Introduction
Un professeur de théologie américain demandait à ses étudiants d’imaginer en quoi leur foi serait modifiée si on leur prouvait – avec des preuves indiscutables – que Jésus n’avait jamais existé. Un grand silence lui avait seul répondu.
Je sais bien ce que je dirais :
Si Jésus-Christ n’avais jamais existé, il subsisterait pour moi l’image d’un homme crucifié et ressuscité.
– Je n’ai pas de respect pour un Zeus brandissant la foudre.
– Je souris du vieillard de la chapelle Sixtine touchant d’un geste délicat le doigt d’Adam. (pourquoi d’ailleurs Michel Ange n’aurait-il pas représenté aussi une femme jeune et noire ?)
– Je suis horrifié à l’idée du gardien de la porte du paradis et de l’enfer qui peut nous orienter selon son jugement vers l’une ou vers l’autre.

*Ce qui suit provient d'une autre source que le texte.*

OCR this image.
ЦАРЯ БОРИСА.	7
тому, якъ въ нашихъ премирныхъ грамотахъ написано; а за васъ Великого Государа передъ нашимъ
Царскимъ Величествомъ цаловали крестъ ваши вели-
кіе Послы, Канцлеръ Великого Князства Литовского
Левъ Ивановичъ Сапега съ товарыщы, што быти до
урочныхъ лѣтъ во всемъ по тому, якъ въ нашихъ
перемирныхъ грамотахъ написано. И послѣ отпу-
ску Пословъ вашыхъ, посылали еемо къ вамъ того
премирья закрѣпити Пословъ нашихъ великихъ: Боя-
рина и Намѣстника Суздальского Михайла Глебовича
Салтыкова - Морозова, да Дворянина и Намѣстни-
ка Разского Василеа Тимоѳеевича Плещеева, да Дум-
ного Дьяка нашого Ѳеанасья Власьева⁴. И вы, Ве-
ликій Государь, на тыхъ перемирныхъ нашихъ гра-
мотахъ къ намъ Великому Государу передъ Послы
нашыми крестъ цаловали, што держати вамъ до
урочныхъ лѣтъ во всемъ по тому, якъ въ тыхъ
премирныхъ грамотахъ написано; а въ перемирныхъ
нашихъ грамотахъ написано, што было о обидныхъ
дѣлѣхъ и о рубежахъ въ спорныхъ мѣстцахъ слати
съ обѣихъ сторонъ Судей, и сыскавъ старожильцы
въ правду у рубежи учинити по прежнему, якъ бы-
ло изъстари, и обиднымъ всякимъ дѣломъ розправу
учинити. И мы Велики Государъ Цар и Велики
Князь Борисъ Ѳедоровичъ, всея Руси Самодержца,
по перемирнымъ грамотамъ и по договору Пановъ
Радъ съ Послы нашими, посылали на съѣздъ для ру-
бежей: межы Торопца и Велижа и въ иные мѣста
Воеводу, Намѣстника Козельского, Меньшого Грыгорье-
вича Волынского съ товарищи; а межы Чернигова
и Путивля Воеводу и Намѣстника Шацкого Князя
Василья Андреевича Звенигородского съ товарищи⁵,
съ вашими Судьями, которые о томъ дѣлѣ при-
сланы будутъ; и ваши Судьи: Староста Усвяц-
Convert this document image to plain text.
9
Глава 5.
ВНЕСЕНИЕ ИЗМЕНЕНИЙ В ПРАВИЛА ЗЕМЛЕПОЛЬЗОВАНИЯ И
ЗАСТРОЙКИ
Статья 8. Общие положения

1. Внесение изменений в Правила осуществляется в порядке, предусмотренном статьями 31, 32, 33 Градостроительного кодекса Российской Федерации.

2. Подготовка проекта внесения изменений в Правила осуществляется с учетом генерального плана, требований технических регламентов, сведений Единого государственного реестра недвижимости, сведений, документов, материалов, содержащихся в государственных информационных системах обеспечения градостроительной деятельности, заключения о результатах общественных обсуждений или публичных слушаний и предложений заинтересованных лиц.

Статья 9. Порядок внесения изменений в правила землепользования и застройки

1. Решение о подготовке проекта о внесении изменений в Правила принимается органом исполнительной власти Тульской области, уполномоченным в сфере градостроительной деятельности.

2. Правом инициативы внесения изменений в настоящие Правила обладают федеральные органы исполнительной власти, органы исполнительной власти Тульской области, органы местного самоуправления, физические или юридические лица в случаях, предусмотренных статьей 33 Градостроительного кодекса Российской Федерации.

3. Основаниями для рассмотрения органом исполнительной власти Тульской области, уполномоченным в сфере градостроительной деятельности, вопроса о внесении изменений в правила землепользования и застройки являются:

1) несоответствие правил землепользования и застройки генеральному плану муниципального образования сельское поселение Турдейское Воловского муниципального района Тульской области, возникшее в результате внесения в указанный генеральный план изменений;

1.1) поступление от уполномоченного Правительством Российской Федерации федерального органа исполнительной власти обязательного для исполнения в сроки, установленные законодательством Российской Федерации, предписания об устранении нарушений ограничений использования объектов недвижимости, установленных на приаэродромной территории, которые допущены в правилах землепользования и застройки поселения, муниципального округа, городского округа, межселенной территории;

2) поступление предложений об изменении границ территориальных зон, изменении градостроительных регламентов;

– Je suis indifférent à l’égard de la vibration lumineuse animant incognito le big-bang des galaxies.
Mais je suis ému et enthousiasmé par le dynamisme créateur qui a relevé – ce qui était évidemment impossible, mais qui, je le crois, fut possible – le crucifié vaincu, moqué, condamné, écrasé par la souffrance, par les ténèbres et par la mort.
Je contemple, plantée dans notre monde, la croix symbolisant la souffrance et la mort mais j’aime la tradition protestante de la représenter vide, sans le corps du crucifié puisqu’il est ressuscité.
Cette image traverse d’ailleurs toute la Bible.
Et au professeur américain j’aurais répondu : si vous me prouviez que Jésus n’a jamais existé, si vous me priviez de ce symbole central de ma vision du monde et de mon espérance, j’en cueillerais mille autres dans les pages de la Bible :
– La sortie d’Égypte, du pays de l’esclavage, de la souffrance et du désespoir par l’impossible passage à travers la mer Rouge pour l’entrée merveilleuse – et finalement possible – dans le pays mythique « où coulent le lait et le miel ». (Exode 3.8)
– La victoire impossible et finalement possible de David, le petit pâtre sans armes sur le terrible géant Goliath menaçant et terrorisant le peuple Hébreu. (I Samuel 17.4)
– L’impossible prière du psalmiste : « des profondeurs, je t’appelle, Éternel » (Ps 130).
– L’impossible retour d’Israël de la déportation à Babylone que rapporte Ézéchiel où Dieu dit : « je mettrai mon Esprit en vous et vous vivrez et je vous ramènerai dans le pays d’Israël » (Ezéchiel 17.14)
– L’impossible parole adressée par Jésus au paralysé : « Prends courage, lève-toi, prends ton lit et va dans ta maison ». Matthieu 9.2)
– L’impossible espérance promise : « Heureux ceux qui pleurent, ils seront consolés » (Matthieu 5.4)
– L’impossible parole adressée au chef haï des collecteurs d’impôts de Jéricho et qui voulait voir Jésus : « Zachée hâte-toi de descendre, il me faut demeurer dans ta maison… car celui-ci aussi est un fils d’Abraham ». (Luc 19.5)
Attitudes, paroles caractéristiques du Dieu de la vie, de l’Esprit de Résurrection. Paul disait : « Si le Christ n’est pas ressuscité notre foi est vaine » (I Corinthiens 15.17)
C’est cela la foi chrétienne : non pas répéter qu’un jour un crucifié dans l’obscurité de son tombeau s’est dressé tout seul, en rejetant son suaire de façon surnaturelle, mais prendre conscience de la présence en nous – et en « tout ce qui respire » (Psaume 150) – du Souffle créateur de vie, de la compassion divine source de renouveau, qui monte en nos cÅ“urs, en l’âme de celui qui justement en a tellement besoin.
Résilience rendue possible à ces forces destructrices qui nous tirent vers le bas, nous environnent de souffrance, d’angoisse, de désespoir. Esprit de vie qui se mêle à notre propre esprit et fait justement que dans le malheur, le désespoir ne domine pas mais au contraire nous rend plus ouvert, plus panoramique, plus réceptif, plus heureux.
Alors finalement je dirais à ce professeur américain : je suis environné d’une si grande nuée de témoins qui ont expérimenté la force de vie qui surgit toujours à nouveau au moment où la mort envahit tout, qui ont vu cette lumière alors que l’obscurité régnait, qui se sont relevés comme le paralysé alors que c’était impossible, qui ont espéré contre toute espérance, qui se sont sentis dans leur détresse et leur péché la vie persister en eux, et qu’ils sont aimés, acceptés, pardonnés, relevés.
Nous somme si nombreux à avoir expérimenté la Résurrection du Crucifié que nous considérons la croix vide comme le symbole central de la présence de guérison qui agit en nous, du Dieu de la Vie.